An important hadeeth about performing ruqya concerning 70,000 people who will enter Heaven without reckoning as mentioned in Saheeh al Bukhaaree, Volume 7, Book 71, Number 606: Narrated Ibn ‘Abbas:

Allah’s Apostle said, ‘Nations were displayed before me; one or two prophets would pass by along with a few followers. A prophet would pass by accompanied by nobody. Then a big crowd of people passed in front of me and I asked, Who are they Are they my followers?” It was said, ‘No. It is Moses and his followers It was said to me, ‘Look at the horizon.” Behold! There was a multitude of people filling the horizon. Then it was said to me, ‘Look there and there about the stretching sky! Behold! There was a multitude filling the horizon,’ It was said to me, ‘This is your nation out of whom seventy thousand shall enter Paradise without reckoning.’ “Then the Prophet entered his house without telling his companions who they (the 70,000) were. So the people started talking about the issue and said, “It is we who have believed in Allah and followed His Apostle; therefore those people are either ourselves or our children who are born m the Islamic era, for we were born in the Pre-lslamic Period of Ignorance.” When the Prophet heard of that, he came out and said. “Those people are those who do not treat themselves with Ruqya, nor do they believe in bad or good omen (from birds etc.) nor do they get themselves branded (Cauterized). but they put their trust (only) in their Lord ” On that ‘Ukasha bin Muhsin said. “Am I one of them, O Allah’s Apostle?’ The Prophet said, “Yes.” Then another person got up and said, “Am I one of them?” The Prophet said, ‘Ukasha has anticipated you.”

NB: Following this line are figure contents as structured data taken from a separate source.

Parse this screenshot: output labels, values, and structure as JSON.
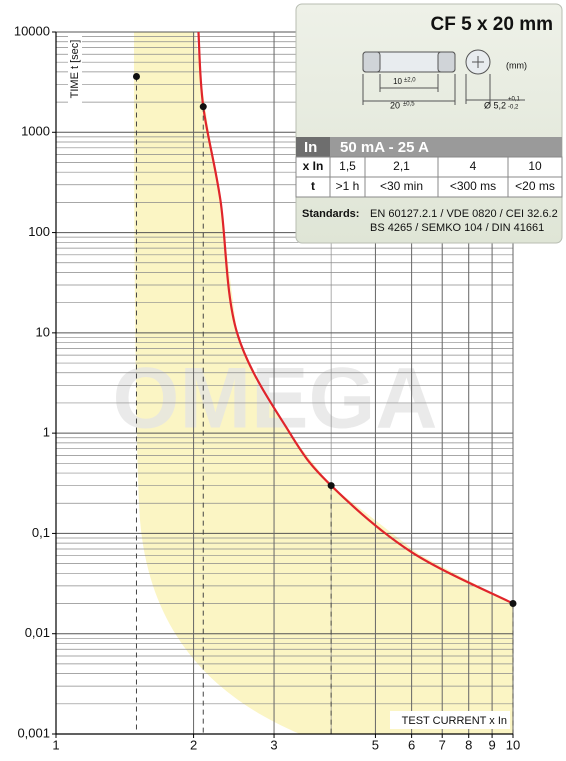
{
  "chart_data": {
    "type": "line",
    "y_label": "TIME t [sec]",
    "x_label": "TEST CURRENT x In",
    "watermark": "OMEGA",
    "xscale": "log",
    "yscale": "log",
    "xlim": [
      1,
      10
    ],
    "ylim": [
      0.001,
      10000
    ],
    "xticks": [
      1,
      2,
      3,
      5,
      6,
      7,
      8,
      9,
      10
    ],
    "yticks": [
      10000,
      1000,
      100,
      10,
      1,
      {
        "value": 0.1,
        "label": "0,1"
      },
      {
        "value": 0.01,
        "label": "0,01"
      },
      {
        "value": 0.001,
        "label": "0,001"
      }
    ],
    "grid": true,
    "minor_grid": true,
    "series": [
      {
        "color": "#e0252b",
        "style": "line",
        "x": [
          2.05,
          2.1,
          2.29,
          2.49,
          3.25,
          4,
          6,
          10
        ],
        "values": [
          10000,
          1800,
          210,
          10,
          1,
          0.3,
          0.065,
          0.02
        ]
      },
      {
        "color": "#111111",
        "style": "markers",
        "droplines": true,
        "x": [
          1.5,
          2.1,
          4,
          10
        ],
        "values": [
          3600,
          1800,
          0.3,
          0.02
        ]
      }
    ]
  },
  "inset": {
    "title": "CF 5 x 20 mm",
    "unit": "(mm)",
    "dim_inner": "10",
    "tol_inner": "±2,0",
    "dim_length": "20",
    "tol_length": "±0,5",
    "dim_diameter": "Ø 5,2",
    "tol_plus": "+0,1",
    "tol_minus": "-0,2",
    "rating_label": "In",
    "rating": "50 mA - 25 A",
    "rows": [
      [
        "x In",
        "1,5",
        "2,1",
        "4",
        "10"
      ],
      [
        "t",
        ">1 h",
        "<30 min",
        "<300 ms",
        "<20 ms"
      ]
    ],
    "standards_label": "Standards:",
    "standards": [
      "EN 60127.2.1 / VDE 0820 / CEI 32.6.2",
      "BS 4265 / SEMKO 104 / DIN 41661"
    ]
  }
}
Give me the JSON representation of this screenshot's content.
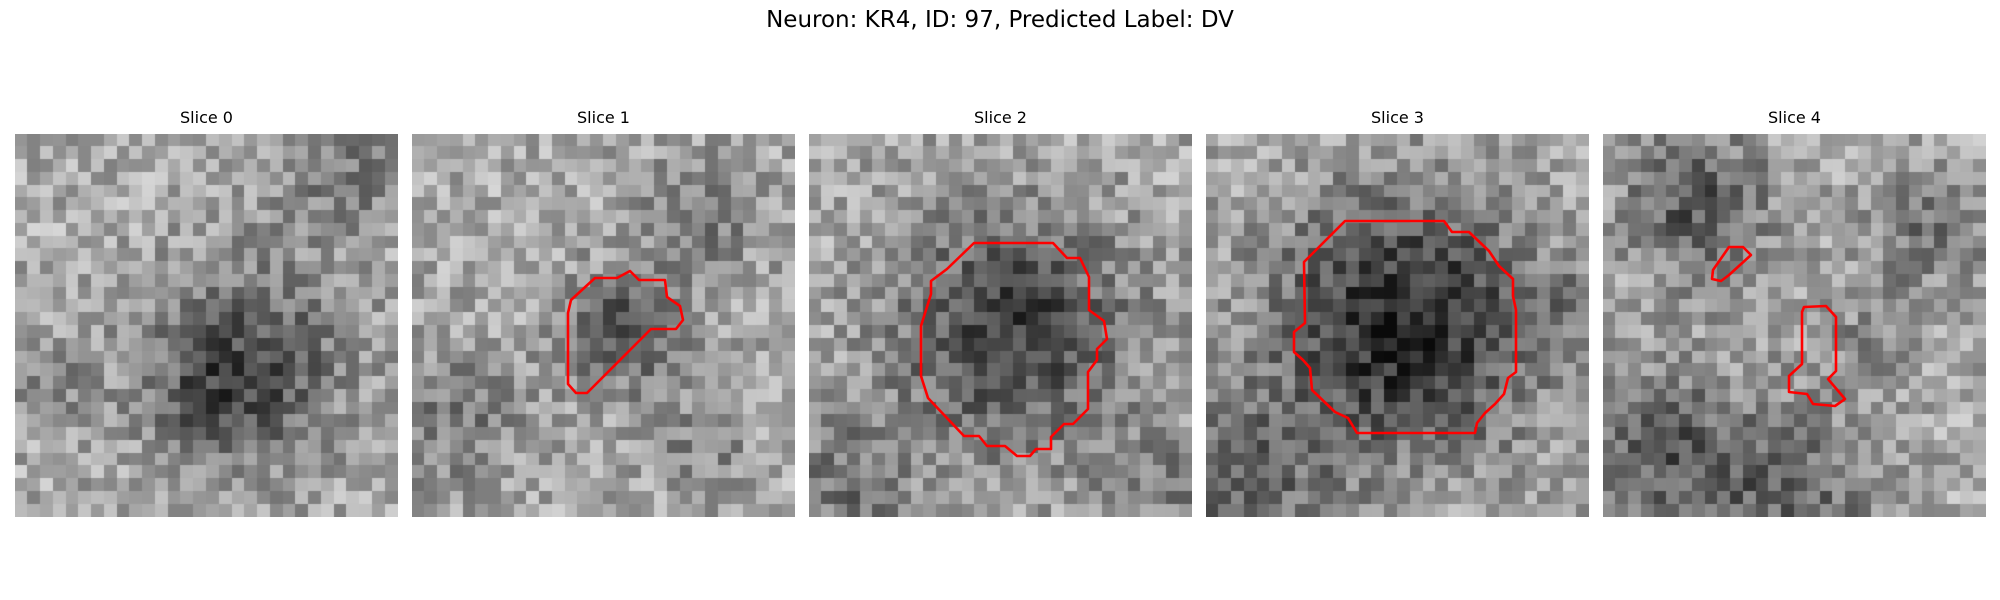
{
  "figure": {
    "title": "Neuron: KR4, ID: 97, Predicted Label: DV",
    "contour_color": "#ff0000"
  },
  "slices": [
    {
      "title": "Slice 0",
      "has_contour": false
    },
    {
      "title": "Slice 1",
      "has_contour": true
    },
    {
      "title": "Slice 2",
      "has_contour": true
    },
    {
      "title": "Slice 3",
      "has_contour": true
    },
    {
      "title": "Slice 4",
      "has_contour": true
    }
  ]
}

It refers to the one who asked for ruqya to be done on them, but if you have tried to do it yourself but if, for example, magic overcomes you then going to a rakki (one who performs ruqya) then it is ok, as long as you tried and you don’t go for every small illness rushing to a rakki or if someone performed it on you due to you being ill this is a form of du’aa then this does not remove you from the 70,000 as explained by Sheikh ‘Ubay Al-Jaabiree and Allaah knows best.